White adipose tissue (WAT) nucleated stromal cells (NSC) play important roles in regulation, defense, regeneration and metabolic control. In WAT sites, the proportions and functions of NSC change under diverse physiological or pathologic conditions. We had previously observed the massive anaerobic wasting of glucose to lactate and glycerol in rat epididymal adipocytes. To test site variability, and whether the adipocyte extensive anaerobic metabolism of glucose was found in NSC, we analyzed, in parallel, subcutaneous, mesenteric and epididymal WAT of male adult Wistar rats. Adipocytes and NSC fractions, were isolated, counted and incubated (as well as red blood cells: RBC) with glucose, and their ability to use glucose and produce lactate, glycerol, and free fatty acids was measured. Results were computed taking into account the number of cells present in WAT samples. Cell numbers were found in proportions close to 1:13:100 (respectively, for adipocytes, NSC and RBC) but their volumes followed a reversed pattern: 7,500:10:1. When counting only non-fat cell volumes, the ratios changed dramatically to 100:10:1. RBC contribution to lactate production was practically insignificant. In most samples, NSC produced more lactate than adipocytes did, but only adipocytes secreted glycerol (and fatty acids in smaller amounts). Glucose consumption was also highest in NSC, especially in mesenteric WAT. The heterogeneous NSC showed a practically anaerobic metabolism (like that already observed in adipocytes). Thus, NSC quantitative production of lactate markedly contributed (i.e. more than adipocytes) to WAT global use (wasting) of glucose. We also confirmed that glucose-derived glycerol is exclusively produced by adipocytes.

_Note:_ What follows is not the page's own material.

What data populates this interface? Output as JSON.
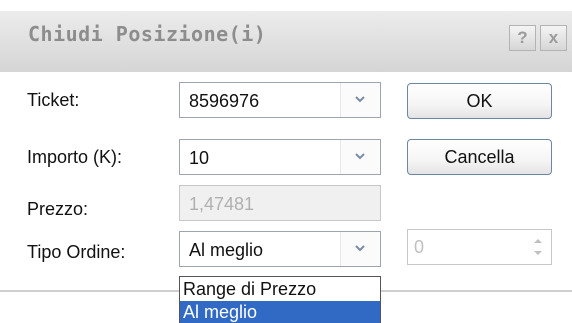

Effect of sex on glucose handling by adipocytes isolated from rat subcutaneous, mesenteric and perigonadal adipose tissue

Background

Adult rat epididymal adipocytes are able to convert large amounts of glucose to lactate and glycerol. However, fatty acid efflux is much lower than that expected from glycerol levels if they were the product of lipolysis. Use of glucose for lipogenesis is limited, in contrast with the active glycolysis-derived lactate (and other 3-carbon substrates). In this study, we analyzed whether white adipose tissue (WAT) site and sex affect these processes.

Methods

Mature adipocytes from perigonadal, mesenteric and subcutaneous WAT of female and male rats were isolated, and incubated with 7 or 14 mM glucose during 1 or 2 days. Glucose consumption, metabolite efflux and gene expression of glycolytic and lipogenesis-related genes were measured.

Results

The effects of medium initial glucose concentration were minimal on most parameters studied. Sex-induced differences that were more extensive; however, the most marked, distinct, effects between WAT sites, were dependent on the time of incubation. In general, the production of lactate was maintained during the incubation, but glycerol release rates increased with time, shifting from a largely glycolytic origin to its triacylglycerol (TAG) lipolytic release. Glycerol incorporation was concurrent with increased TAG turnover: lipolytic glycerol was selectively secreted, while most fatty acids were recycled again into TAG. Fatty acid efflux increased with incubation, but was, nevertheless, minimal compared with that of glycerol. Production of lactate and glycerol from glucose were maximal in mesenteric WAT.

Discussion

Female rats showed a higher adipocyte metabolic activity than males. In mesenteric WAT, gene expression (and substrate efflux) data suggested that adipocyte oxidation of pyruvate to acetyl-CoA was higher in females than in males, with enhanced return of oxaloacetate to the cytoplasm for its final conversion to lactate. WAT site differences showed marked tissue specialization-related differences. Use of glucose for lipogenesis was seriously hampered over time, when TAG turnover-related lipolysis was activated. We postulate that these mechanisms may help decrease glycaemia and fat storage, producing, instead, a higher availability of less-regulated 3-carbon substrates, used for energy elsewhere.